|| Commitment Capacity under Cost Constraints
||Manideep Mamindlapally, Indian Institute of Technology Kharagpur, India; Anuj Kumar Yadav, Indian Institute of Technology Patna, India; Manoj Mishra, National Institute of Science Education and Research, Bhubaneshwar Homi Bhabha National Institute, India; Amitalok Jayant Budkuley, Indian Institute of Technology Kharagpur, India|
||D7-S4-T4: Topics in Privacy & Cryptography II
||Tuesday, 20 July, 23:00 - 23:20
||Tuesday, 20 July, 23:20 - 23:40
We study the problem of commitment over channels under cost constraints. Commitment is a widely studied cryptographic primitive, where two mutually distrustful parties, say Alice and Bob, interact over two phases of a protocol, viz., commit phase followed by reveal phase, to achieve commitment on a bit string available to Alice. Commitment (over the string) is said to occur if (i) Alice commits to the string which remains securely hidden from Bob at the end of the commit phase involving Alice’s transmission to Bob, and (ii) Alice reveals a string to Bob and Bob is able to successfully detect whether the string is the committed one or not. When Alice and Bob are computationally unbounded, i.e., under the information-theoretic setting, it is well known that even a single bit commitment is impossible when the channel available to Alice and Bob is noiseless. Noisy channels, however, offer the potential of non-zero commitment rate, and thus, are a valuable resource. We study information-theoretically secure commitment over noisy discrete memoryless channels (DMCs).

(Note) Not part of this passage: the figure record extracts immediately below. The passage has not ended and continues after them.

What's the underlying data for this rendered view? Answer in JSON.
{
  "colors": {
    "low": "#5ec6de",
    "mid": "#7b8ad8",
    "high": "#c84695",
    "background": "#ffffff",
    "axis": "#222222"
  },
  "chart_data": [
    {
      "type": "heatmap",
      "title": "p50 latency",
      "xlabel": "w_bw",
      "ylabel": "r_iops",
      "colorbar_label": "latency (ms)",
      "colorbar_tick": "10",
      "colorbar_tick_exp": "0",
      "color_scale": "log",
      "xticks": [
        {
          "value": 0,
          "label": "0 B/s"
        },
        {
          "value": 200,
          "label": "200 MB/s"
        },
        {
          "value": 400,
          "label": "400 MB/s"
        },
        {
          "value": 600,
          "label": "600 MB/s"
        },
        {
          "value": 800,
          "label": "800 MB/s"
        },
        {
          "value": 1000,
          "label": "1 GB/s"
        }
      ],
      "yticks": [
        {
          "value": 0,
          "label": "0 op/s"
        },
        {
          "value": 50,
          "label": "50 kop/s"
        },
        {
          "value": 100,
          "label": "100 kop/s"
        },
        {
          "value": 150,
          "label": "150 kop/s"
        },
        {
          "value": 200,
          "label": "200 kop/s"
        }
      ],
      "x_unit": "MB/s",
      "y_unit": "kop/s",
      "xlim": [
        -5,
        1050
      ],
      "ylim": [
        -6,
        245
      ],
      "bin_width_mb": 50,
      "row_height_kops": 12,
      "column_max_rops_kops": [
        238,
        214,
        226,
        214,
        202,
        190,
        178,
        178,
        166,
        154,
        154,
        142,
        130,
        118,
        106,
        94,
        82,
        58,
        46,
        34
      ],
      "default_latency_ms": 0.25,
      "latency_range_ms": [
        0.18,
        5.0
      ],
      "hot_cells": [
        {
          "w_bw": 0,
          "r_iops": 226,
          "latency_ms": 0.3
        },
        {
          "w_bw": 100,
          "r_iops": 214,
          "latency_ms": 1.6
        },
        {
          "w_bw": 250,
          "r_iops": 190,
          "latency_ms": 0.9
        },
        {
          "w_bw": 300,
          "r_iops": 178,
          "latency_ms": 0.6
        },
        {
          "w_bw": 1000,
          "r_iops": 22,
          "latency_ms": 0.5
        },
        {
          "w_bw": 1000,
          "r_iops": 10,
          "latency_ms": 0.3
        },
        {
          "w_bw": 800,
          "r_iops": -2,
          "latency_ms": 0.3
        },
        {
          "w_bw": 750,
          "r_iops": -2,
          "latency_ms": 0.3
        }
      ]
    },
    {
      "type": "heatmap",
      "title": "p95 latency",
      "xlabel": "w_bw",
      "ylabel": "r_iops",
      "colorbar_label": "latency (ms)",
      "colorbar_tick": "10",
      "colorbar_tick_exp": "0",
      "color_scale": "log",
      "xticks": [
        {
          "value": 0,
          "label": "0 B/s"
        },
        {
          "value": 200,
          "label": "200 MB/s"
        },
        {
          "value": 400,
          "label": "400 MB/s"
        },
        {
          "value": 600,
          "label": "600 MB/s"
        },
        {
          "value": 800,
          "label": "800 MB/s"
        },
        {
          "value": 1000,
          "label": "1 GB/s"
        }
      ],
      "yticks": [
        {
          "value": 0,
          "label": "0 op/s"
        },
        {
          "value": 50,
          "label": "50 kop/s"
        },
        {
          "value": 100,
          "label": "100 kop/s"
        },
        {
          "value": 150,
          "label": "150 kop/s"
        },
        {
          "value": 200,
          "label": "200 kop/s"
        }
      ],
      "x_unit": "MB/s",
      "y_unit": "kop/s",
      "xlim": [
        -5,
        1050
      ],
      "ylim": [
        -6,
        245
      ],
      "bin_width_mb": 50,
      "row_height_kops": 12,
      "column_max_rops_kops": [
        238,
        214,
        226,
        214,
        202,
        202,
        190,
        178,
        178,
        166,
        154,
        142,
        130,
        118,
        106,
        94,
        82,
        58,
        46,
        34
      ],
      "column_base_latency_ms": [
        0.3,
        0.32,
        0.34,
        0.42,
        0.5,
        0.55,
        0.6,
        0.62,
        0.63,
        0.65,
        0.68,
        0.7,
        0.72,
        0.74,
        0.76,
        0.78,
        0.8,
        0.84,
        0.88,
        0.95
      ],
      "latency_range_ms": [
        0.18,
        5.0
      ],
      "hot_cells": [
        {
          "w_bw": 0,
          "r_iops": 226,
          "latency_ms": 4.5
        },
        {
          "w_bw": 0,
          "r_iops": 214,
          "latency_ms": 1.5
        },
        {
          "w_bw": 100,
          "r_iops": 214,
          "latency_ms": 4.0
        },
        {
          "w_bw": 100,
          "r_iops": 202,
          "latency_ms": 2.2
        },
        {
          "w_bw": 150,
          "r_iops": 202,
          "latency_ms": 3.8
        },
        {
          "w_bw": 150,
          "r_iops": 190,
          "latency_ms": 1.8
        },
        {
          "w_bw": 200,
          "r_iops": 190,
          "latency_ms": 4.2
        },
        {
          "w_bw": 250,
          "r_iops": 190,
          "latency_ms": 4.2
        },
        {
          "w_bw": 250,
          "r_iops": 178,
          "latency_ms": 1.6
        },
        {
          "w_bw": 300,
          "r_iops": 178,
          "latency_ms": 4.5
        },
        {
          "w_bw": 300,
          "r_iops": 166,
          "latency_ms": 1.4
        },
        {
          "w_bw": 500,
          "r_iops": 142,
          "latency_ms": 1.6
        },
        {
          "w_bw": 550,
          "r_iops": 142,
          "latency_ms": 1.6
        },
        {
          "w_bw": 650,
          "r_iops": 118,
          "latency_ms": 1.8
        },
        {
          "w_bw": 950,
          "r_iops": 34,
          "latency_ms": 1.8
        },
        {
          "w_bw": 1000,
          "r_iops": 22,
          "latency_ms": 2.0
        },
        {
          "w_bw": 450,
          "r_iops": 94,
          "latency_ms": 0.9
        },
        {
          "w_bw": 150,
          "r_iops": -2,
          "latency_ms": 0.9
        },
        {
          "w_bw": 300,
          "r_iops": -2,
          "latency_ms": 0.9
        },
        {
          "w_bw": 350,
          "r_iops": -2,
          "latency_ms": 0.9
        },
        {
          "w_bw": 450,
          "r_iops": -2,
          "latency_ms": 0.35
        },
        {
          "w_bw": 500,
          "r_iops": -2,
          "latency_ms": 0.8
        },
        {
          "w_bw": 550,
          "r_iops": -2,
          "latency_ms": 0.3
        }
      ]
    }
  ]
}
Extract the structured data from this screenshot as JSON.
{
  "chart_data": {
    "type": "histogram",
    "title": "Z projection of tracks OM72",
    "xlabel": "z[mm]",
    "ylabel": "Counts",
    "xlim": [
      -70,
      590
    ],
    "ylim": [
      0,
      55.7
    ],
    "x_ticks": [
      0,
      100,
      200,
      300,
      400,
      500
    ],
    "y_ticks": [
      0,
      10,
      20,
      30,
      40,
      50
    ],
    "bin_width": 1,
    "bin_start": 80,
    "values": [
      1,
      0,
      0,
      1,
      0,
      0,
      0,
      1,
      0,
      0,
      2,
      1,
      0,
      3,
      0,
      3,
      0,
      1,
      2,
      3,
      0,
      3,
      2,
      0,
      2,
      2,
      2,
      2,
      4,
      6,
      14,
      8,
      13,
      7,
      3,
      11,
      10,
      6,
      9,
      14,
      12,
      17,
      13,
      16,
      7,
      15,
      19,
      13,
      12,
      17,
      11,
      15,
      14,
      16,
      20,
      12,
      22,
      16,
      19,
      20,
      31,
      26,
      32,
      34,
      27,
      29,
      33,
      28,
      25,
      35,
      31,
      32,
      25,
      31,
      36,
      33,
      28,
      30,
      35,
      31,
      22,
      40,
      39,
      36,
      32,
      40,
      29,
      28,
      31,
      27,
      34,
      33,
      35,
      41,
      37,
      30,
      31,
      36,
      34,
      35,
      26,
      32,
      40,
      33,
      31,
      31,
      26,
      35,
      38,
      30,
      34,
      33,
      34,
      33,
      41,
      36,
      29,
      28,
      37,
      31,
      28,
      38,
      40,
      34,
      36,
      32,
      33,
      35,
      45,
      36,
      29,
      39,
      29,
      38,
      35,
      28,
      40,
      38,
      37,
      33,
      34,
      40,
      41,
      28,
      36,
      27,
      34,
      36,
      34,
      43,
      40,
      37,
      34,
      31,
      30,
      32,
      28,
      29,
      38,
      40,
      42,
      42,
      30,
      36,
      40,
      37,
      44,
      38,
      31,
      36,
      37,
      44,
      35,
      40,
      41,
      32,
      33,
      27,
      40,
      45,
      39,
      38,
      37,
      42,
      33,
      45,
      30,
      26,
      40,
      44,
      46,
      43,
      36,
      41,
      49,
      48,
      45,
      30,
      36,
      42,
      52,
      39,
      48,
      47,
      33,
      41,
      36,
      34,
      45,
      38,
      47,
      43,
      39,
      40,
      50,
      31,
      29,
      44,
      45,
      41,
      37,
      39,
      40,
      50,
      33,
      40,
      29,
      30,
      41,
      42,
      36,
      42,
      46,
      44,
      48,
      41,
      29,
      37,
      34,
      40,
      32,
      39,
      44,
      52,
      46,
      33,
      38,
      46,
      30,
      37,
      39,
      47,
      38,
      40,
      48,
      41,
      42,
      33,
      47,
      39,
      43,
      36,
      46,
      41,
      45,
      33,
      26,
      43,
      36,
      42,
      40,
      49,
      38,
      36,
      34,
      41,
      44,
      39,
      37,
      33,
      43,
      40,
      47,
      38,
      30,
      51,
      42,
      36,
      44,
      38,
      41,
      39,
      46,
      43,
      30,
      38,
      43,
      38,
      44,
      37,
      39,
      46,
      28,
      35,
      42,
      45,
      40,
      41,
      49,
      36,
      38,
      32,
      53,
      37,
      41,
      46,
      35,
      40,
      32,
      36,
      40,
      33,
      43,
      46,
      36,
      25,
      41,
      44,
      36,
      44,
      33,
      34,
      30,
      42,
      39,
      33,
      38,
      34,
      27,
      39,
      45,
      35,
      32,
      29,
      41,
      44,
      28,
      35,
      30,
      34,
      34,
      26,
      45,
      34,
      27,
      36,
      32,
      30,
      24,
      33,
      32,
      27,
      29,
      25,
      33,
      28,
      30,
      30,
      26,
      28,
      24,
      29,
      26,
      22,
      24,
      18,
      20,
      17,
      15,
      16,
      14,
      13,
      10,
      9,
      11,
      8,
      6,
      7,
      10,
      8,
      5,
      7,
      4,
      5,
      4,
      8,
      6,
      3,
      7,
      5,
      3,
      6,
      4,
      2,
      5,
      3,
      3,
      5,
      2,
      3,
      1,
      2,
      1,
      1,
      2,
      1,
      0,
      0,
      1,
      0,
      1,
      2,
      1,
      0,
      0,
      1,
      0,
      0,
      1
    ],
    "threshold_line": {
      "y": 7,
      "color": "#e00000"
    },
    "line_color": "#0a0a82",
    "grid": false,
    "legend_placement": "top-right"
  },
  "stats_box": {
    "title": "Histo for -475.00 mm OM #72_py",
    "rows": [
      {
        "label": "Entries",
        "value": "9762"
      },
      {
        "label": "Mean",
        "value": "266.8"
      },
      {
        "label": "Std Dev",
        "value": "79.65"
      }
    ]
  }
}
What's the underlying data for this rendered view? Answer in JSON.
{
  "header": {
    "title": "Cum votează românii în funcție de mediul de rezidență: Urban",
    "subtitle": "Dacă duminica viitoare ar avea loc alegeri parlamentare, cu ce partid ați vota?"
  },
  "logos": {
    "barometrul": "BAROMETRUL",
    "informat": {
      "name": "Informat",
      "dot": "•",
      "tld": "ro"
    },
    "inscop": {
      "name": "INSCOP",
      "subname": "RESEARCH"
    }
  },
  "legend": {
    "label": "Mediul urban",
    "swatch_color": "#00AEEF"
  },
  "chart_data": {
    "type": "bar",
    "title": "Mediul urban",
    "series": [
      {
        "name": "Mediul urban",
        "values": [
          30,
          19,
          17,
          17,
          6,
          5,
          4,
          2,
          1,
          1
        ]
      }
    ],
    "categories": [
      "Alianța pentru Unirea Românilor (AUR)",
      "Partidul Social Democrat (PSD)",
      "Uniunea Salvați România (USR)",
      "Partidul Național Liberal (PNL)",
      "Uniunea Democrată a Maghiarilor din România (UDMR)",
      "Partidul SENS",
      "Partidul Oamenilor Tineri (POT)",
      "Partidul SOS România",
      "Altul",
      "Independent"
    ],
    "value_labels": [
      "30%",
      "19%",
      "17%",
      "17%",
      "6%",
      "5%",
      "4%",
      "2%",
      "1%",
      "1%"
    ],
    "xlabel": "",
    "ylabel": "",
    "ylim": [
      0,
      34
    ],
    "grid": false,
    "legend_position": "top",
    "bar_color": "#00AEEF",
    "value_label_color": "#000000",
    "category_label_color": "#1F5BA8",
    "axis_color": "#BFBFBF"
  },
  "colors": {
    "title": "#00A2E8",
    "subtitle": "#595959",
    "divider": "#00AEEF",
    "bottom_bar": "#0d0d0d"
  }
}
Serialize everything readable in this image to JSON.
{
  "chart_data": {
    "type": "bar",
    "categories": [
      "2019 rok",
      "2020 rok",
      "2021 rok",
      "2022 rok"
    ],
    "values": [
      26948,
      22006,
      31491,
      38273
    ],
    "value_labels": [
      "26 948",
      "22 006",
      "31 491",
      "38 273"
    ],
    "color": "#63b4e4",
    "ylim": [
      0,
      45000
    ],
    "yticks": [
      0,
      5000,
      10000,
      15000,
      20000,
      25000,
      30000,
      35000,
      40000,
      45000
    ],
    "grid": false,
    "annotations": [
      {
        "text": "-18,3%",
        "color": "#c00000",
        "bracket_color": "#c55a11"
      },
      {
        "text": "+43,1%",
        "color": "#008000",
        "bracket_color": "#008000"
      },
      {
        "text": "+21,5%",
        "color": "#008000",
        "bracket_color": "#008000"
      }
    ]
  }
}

The largest commitment throughput over noisy channels is called the commitment capacity or simply capacity. In this work, we completely characterize via a single-letter expression, the commitment capacity of DMCs under general cost constraints; this generalizes the previously known result in the absence of such cost constraints. We show that cost constrained commitment capacity of any given DMC can significantly differ from its unconstrained value. We also present a dual capacity characterization in terms of output distributions. Interestingly, we show that every input distribution achieving the capacity results in the same output distribution; the latter is the unique optimizer of our dual capacity expression.